The investigators noted the guideline recommendations on the treatment of patients with chronic coronary disease are therefore not predicated according to underlying kidney function or CKD stage. Thus, they aimed to evaluate clinical and quality of life outcomes across the spectrum of CKD following conservative and invasive treatment strategies.

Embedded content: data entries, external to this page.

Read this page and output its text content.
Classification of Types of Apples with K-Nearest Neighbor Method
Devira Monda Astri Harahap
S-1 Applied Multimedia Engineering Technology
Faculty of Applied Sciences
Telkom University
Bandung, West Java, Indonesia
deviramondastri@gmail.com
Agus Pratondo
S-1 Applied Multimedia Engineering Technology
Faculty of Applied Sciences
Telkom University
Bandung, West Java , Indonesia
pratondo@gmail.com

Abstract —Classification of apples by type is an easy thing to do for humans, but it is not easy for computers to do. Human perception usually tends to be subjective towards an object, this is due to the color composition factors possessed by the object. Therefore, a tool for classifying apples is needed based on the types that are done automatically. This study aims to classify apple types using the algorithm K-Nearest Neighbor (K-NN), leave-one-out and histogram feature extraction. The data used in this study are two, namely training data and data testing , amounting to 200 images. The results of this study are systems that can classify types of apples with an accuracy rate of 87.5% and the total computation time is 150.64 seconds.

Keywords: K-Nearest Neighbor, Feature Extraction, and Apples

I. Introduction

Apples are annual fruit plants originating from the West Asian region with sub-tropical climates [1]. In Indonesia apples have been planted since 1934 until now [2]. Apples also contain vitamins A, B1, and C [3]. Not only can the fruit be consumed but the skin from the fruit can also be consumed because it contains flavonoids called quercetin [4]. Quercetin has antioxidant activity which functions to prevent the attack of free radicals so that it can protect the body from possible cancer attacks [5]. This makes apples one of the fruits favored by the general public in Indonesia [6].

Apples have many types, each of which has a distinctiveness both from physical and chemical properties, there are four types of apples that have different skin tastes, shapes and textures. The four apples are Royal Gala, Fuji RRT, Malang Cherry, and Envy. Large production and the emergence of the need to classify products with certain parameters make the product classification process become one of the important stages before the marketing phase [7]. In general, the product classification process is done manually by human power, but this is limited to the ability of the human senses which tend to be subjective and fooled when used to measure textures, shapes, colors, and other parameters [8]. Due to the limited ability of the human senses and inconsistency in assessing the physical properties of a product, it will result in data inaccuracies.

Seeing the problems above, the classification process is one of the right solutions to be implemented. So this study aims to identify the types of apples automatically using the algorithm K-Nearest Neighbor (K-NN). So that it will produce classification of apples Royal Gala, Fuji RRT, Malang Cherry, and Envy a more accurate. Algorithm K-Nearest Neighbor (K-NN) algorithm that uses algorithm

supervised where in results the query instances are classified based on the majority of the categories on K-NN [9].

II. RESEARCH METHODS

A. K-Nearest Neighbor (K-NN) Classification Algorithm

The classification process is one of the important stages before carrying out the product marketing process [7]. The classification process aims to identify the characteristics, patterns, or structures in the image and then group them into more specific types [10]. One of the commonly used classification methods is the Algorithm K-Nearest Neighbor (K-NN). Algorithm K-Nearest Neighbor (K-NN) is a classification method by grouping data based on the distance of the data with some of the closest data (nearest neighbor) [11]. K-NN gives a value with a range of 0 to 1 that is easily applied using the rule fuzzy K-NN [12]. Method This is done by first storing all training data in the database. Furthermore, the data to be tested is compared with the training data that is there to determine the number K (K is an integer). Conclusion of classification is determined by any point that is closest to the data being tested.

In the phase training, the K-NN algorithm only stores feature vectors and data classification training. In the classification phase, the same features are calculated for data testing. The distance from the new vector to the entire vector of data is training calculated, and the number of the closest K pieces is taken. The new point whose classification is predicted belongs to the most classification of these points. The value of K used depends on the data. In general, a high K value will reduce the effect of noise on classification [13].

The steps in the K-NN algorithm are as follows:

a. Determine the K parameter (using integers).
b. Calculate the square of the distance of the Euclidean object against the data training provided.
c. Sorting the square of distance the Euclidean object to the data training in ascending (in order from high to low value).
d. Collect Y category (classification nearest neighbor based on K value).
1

Participants with moderate or severe ischemia on stress testing, with and without advanced CKD, were randomized in the ISCHEMIA-CKD and ISCHEMIA trials, respectively. They were categorized based on baseline kidney function into CKD

  • Stage 1 (estimated glomerular filtration rate [eGFR] 90 mL/min/1.73m2 or greater)
  • Stage 2 (eGFR 60 - 89 mL/min/1.73m2)
  • Stage 3 (eGFR 30-59 mL/min/1.73m2)
  • Stage 4 (eGFR 15-29 mL/min/1.73m2)
  • Stage 5 (eGFR less than 15 mL/min/1.73m2 or receiving dialysis)

The initial invasive management of coronary angiography and revascularization with guideline-directed medical therapy (GDMT) was compared to the initial conservative management of GDMT alone. Enrollment occurred between July 2021 and January 2018.

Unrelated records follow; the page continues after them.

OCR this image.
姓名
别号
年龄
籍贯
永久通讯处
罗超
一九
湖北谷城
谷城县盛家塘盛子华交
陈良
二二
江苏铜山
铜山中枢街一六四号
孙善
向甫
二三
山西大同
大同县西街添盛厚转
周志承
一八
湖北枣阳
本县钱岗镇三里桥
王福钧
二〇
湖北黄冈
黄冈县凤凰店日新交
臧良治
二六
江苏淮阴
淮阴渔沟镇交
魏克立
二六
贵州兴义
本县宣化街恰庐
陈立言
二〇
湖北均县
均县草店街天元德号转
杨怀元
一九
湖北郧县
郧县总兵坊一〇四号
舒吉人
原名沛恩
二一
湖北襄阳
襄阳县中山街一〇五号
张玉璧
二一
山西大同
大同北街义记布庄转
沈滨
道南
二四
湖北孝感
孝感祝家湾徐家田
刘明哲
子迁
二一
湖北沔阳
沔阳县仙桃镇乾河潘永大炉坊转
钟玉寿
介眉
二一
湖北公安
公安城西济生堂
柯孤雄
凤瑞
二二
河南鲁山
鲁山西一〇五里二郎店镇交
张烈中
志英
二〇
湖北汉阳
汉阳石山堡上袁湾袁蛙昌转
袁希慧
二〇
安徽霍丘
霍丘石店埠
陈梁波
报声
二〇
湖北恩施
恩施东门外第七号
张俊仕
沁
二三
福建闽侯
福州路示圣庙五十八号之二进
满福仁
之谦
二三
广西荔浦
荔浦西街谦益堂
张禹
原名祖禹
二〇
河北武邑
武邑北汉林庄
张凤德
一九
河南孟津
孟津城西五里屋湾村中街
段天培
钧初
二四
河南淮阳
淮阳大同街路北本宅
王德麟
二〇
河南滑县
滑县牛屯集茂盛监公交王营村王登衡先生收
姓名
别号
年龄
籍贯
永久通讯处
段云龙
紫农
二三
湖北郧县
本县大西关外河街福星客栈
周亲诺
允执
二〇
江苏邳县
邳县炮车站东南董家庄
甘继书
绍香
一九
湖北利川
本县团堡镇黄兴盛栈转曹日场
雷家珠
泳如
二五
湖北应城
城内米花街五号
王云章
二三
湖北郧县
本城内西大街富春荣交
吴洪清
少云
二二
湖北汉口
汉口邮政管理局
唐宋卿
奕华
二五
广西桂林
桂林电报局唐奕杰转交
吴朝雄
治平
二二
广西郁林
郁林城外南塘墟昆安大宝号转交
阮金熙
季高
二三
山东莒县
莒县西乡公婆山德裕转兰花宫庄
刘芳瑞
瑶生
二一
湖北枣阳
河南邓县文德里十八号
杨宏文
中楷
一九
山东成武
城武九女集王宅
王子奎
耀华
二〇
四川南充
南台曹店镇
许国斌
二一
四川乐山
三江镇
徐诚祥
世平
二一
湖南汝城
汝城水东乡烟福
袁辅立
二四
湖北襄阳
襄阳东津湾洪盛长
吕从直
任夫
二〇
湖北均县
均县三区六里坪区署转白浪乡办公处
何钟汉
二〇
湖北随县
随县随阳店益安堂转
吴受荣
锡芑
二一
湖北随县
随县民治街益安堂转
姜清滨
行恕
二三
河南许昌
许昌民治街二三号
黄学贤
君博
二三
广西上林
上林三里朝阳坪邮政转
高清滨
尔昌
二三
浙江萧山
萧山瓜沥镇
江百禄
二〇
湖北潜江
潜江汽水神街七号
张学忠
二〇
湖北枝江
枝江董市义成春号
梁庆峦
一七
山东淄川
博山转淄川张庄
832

The primary clinical outcome was considered the composite of death or nonfatal myocardial infarction (MI), while the primary quality of life outcome was the Seattle Angina Questionnaire (SAQ) summary score.

A total of 5956 participants were included in the analysis (mean age, 64 years; 1410 [24%] female and 4546 [76%] male). From the total population, 1889 (32%) were in CKD stage 1, 2551 (43%) in stage 2, 738 (12%) in stage 3, 311 (5%) in stage 4, and 467 (8%) were in stage 5.

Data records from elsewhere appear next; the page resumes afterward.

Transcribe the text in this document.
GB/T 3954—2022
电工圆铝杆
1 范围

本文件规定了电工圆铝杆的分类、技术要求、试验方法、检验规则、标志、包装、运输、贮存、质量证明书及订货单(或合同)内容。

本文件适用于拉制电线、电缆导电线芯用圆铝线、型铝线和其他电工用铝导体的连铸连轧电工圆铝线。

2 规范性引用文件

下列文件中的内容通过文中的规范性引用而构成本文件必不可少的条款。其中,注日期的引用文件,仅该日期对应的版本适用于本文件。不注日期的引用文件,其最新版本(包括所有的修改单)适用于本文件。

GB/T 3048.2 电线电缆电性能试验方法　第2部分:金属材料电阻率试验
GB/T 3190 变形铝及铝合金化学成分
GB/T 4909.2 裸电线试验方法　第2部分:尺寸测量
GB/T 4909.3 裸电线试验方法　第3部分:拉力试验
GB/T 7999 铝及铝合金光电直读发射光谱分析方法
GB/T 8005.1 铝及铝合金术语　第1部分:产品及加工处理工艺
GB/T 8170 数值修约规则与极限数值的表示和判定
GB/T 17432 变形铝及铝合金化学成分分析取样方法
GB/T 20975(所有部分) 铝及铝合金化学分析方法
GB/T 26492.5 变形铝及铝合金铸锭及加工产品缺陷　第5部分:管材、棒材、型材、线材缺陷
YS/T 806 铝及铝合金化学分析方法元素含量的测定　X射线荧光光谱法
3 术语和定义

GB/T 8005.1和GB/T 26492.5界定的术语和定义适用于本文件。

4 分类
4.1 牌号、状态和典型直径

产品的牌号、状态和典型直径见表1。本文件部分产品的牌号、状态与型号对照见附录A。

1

The self-report of demographics saw 18 participants (less than 1%) were American Indian or Alaska Native, 1676 (29%) were Asian, 267 (5%) were Black, 861 (16%) were Hispanic or Latino, 18 (less than 1%) were Native Hawaiian or other Pacific Islander, and 3884 (66%) were White. A total of 13 participants (less than 1%) were of multiple races or ethnicities.

Investigators observed an increase in the risk of primary endpoint (3-year rates, 9.52%, 10.72%, 18.42%, 34.21%, and 38.01%, respectively), death, cardiovascular death, myocardial infarction, and stroke in individuals with higher CKD stages).

Moreover, they found invasive management was associated with an increase in stroke (3-year event rate difference, 1%; 95% CI, 0.3 to 1.7) and procedural MI (1.6%; 95% CI, 0.9 - 2.3), with a decrease in spontaneous myocardial infarction (-2.5%; 95% CI, -3.9 to -1.1). This was noted to be similar across CKD stages.

Heterogeneity of treatment effect for quality of life outcomes was observed. Invasive management improved angina-related quality of life in patients with CKD stages 1 to 3 and not in those with CKD stages 4 to 5.

The study, “Clinical and Quality-of-Life Outcomes Following Invasive vs Conservative Treatment of Patients with Chronic Coronary Disease Across the Spectrum of Kidney Function,” was published in JAMA Cardiology.